Quant aux traitements que suivaient les malades, ils ne différaient pas sensiblement de ceux qui sont mis en usage de nos jours. Les anciens, en effet, avaient appris par l'expérience la plupart des applications des eaux thermales aux diverses maladies. C'est ainsi qu'ils les employaient en boissons, en bains et en douches. Ils faisaient un grand usage de la vapeur et même des boues minérales. Bien plus, au dire de Pline, ils employaient l'eau de mer elle-même, froide ou chauffée, en bains, en douches, en clystères et même en boisson comme purgatif. Ils en faisaient d'artificielle pour être employée loin de la mer. Malgré leur défaut absolu de toutes connaissances chimiques, ils avaient appris à distinguer les divers caractères des eaux thermales et à les diviser en espèces suivant qu'elles contenaient du souffre, de l'alun, du nitre, du sel, du bitume, de la chaux, du cuivre, du fer. On peut voir, dans le livre XXXI de l'Histoire naturelle de Pline jusqu'à quel point l'observation leur avait enseigné à employer telles ou telles eaux dans les différentes maladies, en variant les espèces et les caractères des affections diverses qui affligent l'homme. Presque aucune des stations n'a échappé à l'exploitation des Romains; et, à la grandeur des ruines qu'on y a retrouvées, on peut voir combien l'affluence des baigneurs y était considérable. Il y a aussi des raisons de croire que les Gaulois en faisaient usage même avant la conquête de César.

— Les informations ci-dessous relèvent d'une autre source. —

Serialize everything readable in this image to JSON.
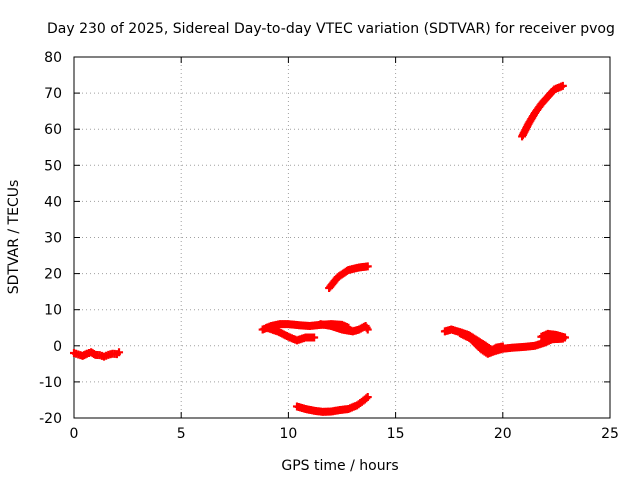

On rencontre partout sur le territoires des Gaules, comme dans tout le monde ancien, des traces du culte qui s'adressait aux divinités des eaux; elles se trouvent particulièrement dans le voisinage des sources qui sont restées célèbres par leurs propriétés médicales.


(1) Ce qui suit est extrait du Dictionnaire des antiquités grecques et romaines publié par la maison Hachette, au mot AQUÆ.

Le Magasin pittoresque, février 1876.